Quality cattle care is a life cycle process that begins with the cow, and controlling BRD is part of a solid animal health program. Healthy cows have healthy calves, so the cow-calf herd is an especially important stage to ensure proper nutrition, immunity stimulation and stress management. Once a calf is born, BRD management typically begins around two to three months, at weaning time and any time an animal develops clinical signs.

At two to three months, calves typically receive their first round of vaccinations. Health programs should be developed by producers and their veterinarians, but some important BRD conditions to vaccinate against include: bovine respiratory syncytial virus (BRSV), infectious bovine rhinotracheitis (IBR), bovine viral diarrhea (BVD) and bovine parainfluenza-3 (PI3). The right mix of products can boost a herd’s immunity, protecting against these common illnesses with as few as two multi-way vaccines.

Weaning time strategies vary widely by region. Producers in some areas prepare calves with a second round of vaccinations. Other producers place particular emphasis on low-stress management to maintain strong immune systems before sending calves on to a finishing operation. BQA doesn’t have particular recommendations for this period, other than that producers work with their veterinarian to develop an appropriate strategy.

Animals that develop signs need to be treated and isolated as soon as possible to prevent spreading infection to the herd. Because these animals will not have the built-in four- to five-month withdrawal period from weaning to final sale, record keeping becomes especially important to make sure each animal is safe to enter the food system.  At final sale, or any time cattle move from one operation to another, complete treatment records – including dosage, treatment method and withdrawal time – must be passed on to continue the chain of care.

BRD management is a small but important part of the overall BQA mission. Working together with the government and corporate partners in the beef business, America’s cattlemen have created a voluntary program that keeps herds healthy and provides consumers the safe, high-quality beef they expect. On behalf of myself and my colleagues, thanks to producers for raising more than 95 percent of American beef to BQA standards. Our hats are off to your dedication to proper cattle care.

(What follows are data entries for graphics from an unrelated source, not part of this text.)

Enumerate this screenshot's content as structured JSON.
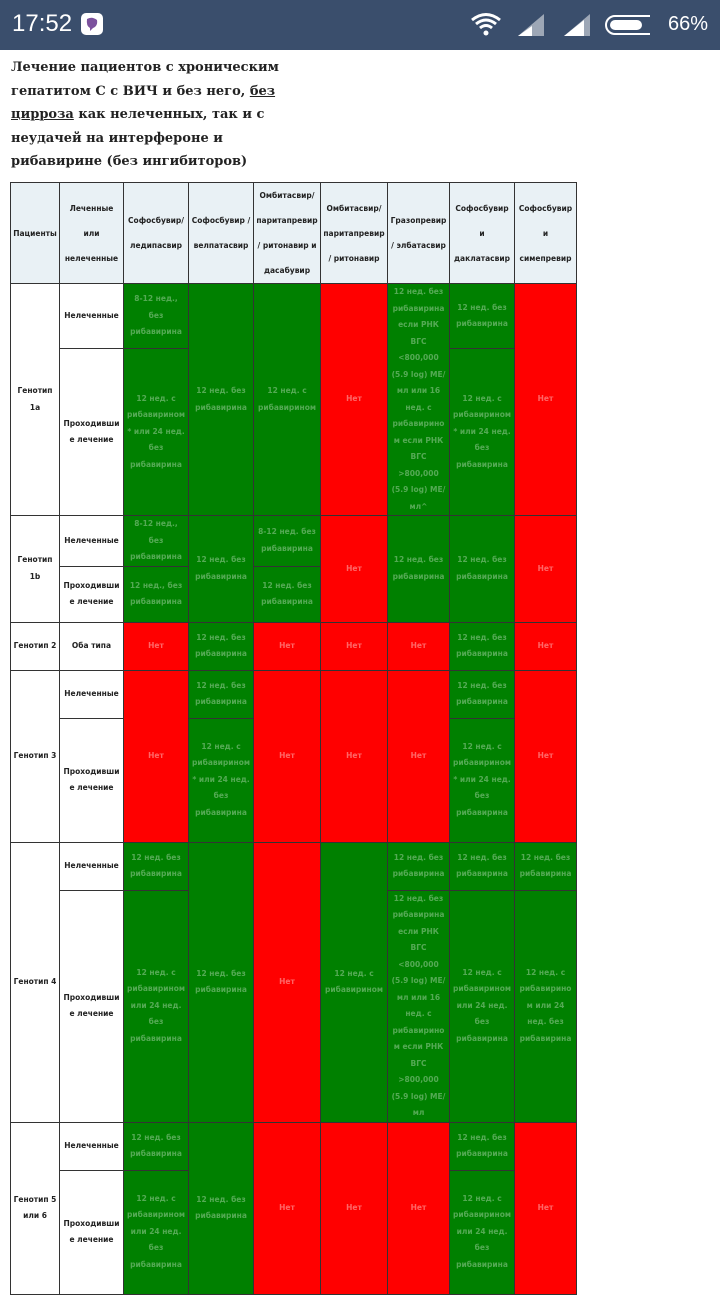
{
  "status_bar": {
    "time": "17:52",
    "battery": "66%"
  },
  "article": {
    "title_start": "Лечение пациентов с хроническим гепатитом С с ВИЧ и без него,",
    "title_link": "без цирроза",
    "title_end": "как нелеченных, так и с неудачей на интерфероне и рибавирине (без ингибиторов)"
  },
  "table": {
    "header": [
      "Пациенты",
      "Леченные или нелеченные",
      "Софосбувир/ ледипасвир",
      "Софосбувир / велпатасвир",
      "Омбитасвир/ паритапревир/ ритонавир и дасабувир",
      "Омбитасвир/ паритапревир/ ритонавир",
      "Гразопревир/ элбатасвир",
      "Софосбувир и даклатасвир",
      "Софосбувир и симепревир"
    ],
    "groups": [
      {
        "genotype": "Генотип 1a",
        "rows": [
          {
            "patients": "Нелеченные",
            "cells": [
              {
                "text": "8-12 нед., без рибавирина",
                "color": "green"
              },
              {
                "text": "12 нед. без рибавирина",
                "color": "green"
              },
              {
                "text": "12 нед. с рибавирином",
                "color": "green"
              },
              {
                "text": "Нет",
                "color": "red"
              },
              {
                "text": "12 нед. без рибавирина если РНК ВГС <800,000 (5.9 log) МЕ/мл или 16 нед. с рибавирином если РНК ВГС >800,000 (5.9 log) МЕ/мл^",
                "color": "green"
              },
              {
                "text": "12 нед. без рибавирина",
                "color": "green"
              },
              {
                "text": "Нет",
                "color": "red"
              }
            ]
          },
          {
            "patients": "Проходившие лечение",
            "cells": [
              {
                "text": "12 нед. с рибавирином* или 24 нед. без рибавирина",
                "color": "green"
              },
              {
                "text": "12 нед. с рибавирином* или 24 нед. без рибавирина",
                "color": "green"
              }
            ]
          }
        ]
      },
      {
        "genotype": "Генотип 1b",
        "rows": [
          {
            "patients": "Нелеченные",
            "cells": [
              {
                "text": "8-12 нед., без рибавирина",
                "color": "green"
              },
              {
                "text": "12 нед. без рибавирина",
                "color": "green"
              },
              {
                "text": "8-12 нед. без рибавирина",
                "color": "green"
              },
              {
                "text": "Нет",
                "color": "red"
              },
              {
                "text": "12 нед. без рибавирина",
                "color": "green"
              },
              {
                "text": "12 нед. без рибавирина",
                "color": "green"
              },
              {
                "text": "Нет",
                "color": "red"
              }
            ]
          },
          {
            "patients": "Проходившие лечение",
            "cells": [
              {
                "text": "12 нед., без рибавирина",
                "color": "green"
              },
              {
                "text": "12 нед. без рибавирина",
                "color": "green"
              }
            ]
          }
        ]
      },
      {
        "genotype": "Генотип 2",
        "rows": [
          {
            "patients": "Оба типа",
            "cells": [
              {
                "text": "Нет",
                "color": "red"
              },
              {
                "text": "12 нед. без рибавирина",
                "color": "green"
              },
              {
                "text": "Нет",
                "color": "red"
              },
              {
                "text": "Нет",
                "color": "red"
              },
              {
                "text": "Нет",
                "color": "red"
              },
              {
                "text": "12 нед. без рибавирина",
                "color": "green"
              },
              {
                "text": "Нет",
                "color": "red"
              }
            ]
          }
        ]
      },
      {
        "genotype": "Генотип 3",
        "rows": [
          {
            "patients": "Нелеченные",
            "cells": [
              {
                "text": "Нет",
                "color": "red"
              },
              {
                "text": "12 нед. без рибавирина",
                "color": "green"
              },
              {
                "text": "Нет",
                "color": "red"
              },
              {
                "text": "Нет",
                "color": "red"
              },
              {
                "text": "Нет",
                "color": "red"
              },
              {
                "text": "12 нед. без рибавирина",
                "color": "green"
              },
              {
                "text": "Нет",
                "color": "red"
              }
            ]
          },
          {
            "patients": "Проходившие лечение",
            "cells": [
              {
                "text": "12 нед. с рибавирином* или 24 нед. без рибавирина",
                "color": "green"
              },
              {
                "text": "12 нед. с рибавирином* или 24 нед. без рибавирина",
                "color": "green"
              }
            ]
          }
        ]
      },
      {
        "genotype": "Генотип 4",
        "rows": [
          {
            "patients": "Нелеченные",
            "cells": [
              {
                "text": "12 нед. без рибавирина",
                "color": "green"
              },
              {
                "text": "12 нед. без рибавирина",
                "color": "green"
              },
              {
                "text": "Нет",
                "color": "red"
              },
              {
                "text": "12 нед. с рибавирином",
                "color": "green"
              },
              {
                "text": "12 нед. без рибавирина",
                "color": "green"
              },
              {
                "text": "12 нед. без рибавирина",
                "color": "green"
              },
              {
                "text": "12 нед. без рибавирина",
                "color": "green"
              }
            ]
          },
          {
            "patients": "Проходившие лечение",
            "cells": [
              {
                "text": "12 нед. с рибавирином или 24 нед. без рибавирина",
                "color": "green"
              },
              {
                "text": "12 нед. без рибавирина если РНК ВГС <800,000 (5.9 log) МЕ/мл или 16 нед. с рибавирином если РНК ВГС >800,000 (5.9 log) МЕ/мл",
                "color": "green"
              },
              {
                "text": "12 нед. с рибавирином или 24 нед. без рибавирина",
                "color": "green"
              },
              {
                "text": "12 нед. с рибавирином или 24 нед. без рибавирина",
                "color": "green"
              }
            ]
          }
        ]
      },
      {
        "genotype": "Генотип 5 или 6",
        "rows": [
          {
            "patients": "Нелеченные",
            "cells": [
              {
                "text": "12 нед. без рибавирина",
                "color": "green"
              },
              {
                "text": "12 нед. без рибавирина",
                "color": "green"
              },
              {
                "text": "Нет",
                "color": "red"
              },
              {
                "text": "Нет",
                "color": "red"
              },
              {
                "text": "Нет",
                "color": "red"
              },
              {
                "text": "12 нед. без рибавирина",
                "color": "green"
              },
              {
                "text": "Нет",
                "color": "red"
              }
            ]
          },
          {
            "patients": "Проходившие лечение",
            "cells": [
              {
                "text": "12 нед. с рибавирином или 24 нед. без рибавирина",
                "color": "green"
              },
              {
                "text": "12 нед. с рибавирином или 24 нед. без рибавирина",
                "color": "green"
              }
            ]
          }
        ]
      }
    ]
  }
}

3 thoughts on “Beef Quality Assurance – Healthy Herds, Happy Consumers

  1. Excellent blog. Producers should also factor in that husbandry and nutritional decisions and programs have a time delay, i.e. decisions made today can impact the herd 6-9 months down the road – reproduction, immunity, performance. Anticipation provides greater realization!

    • Joe, in short, 19 out of 20 of US beef products means everything, steaks, roasts, hamburger or any other beef product. According to the USDA Animal and Plant Health Inspection Service National Animal Health Monitoring System, more than 95% of all beef in the U.S. is managed under applicable BQA standards during the finishing phase of care.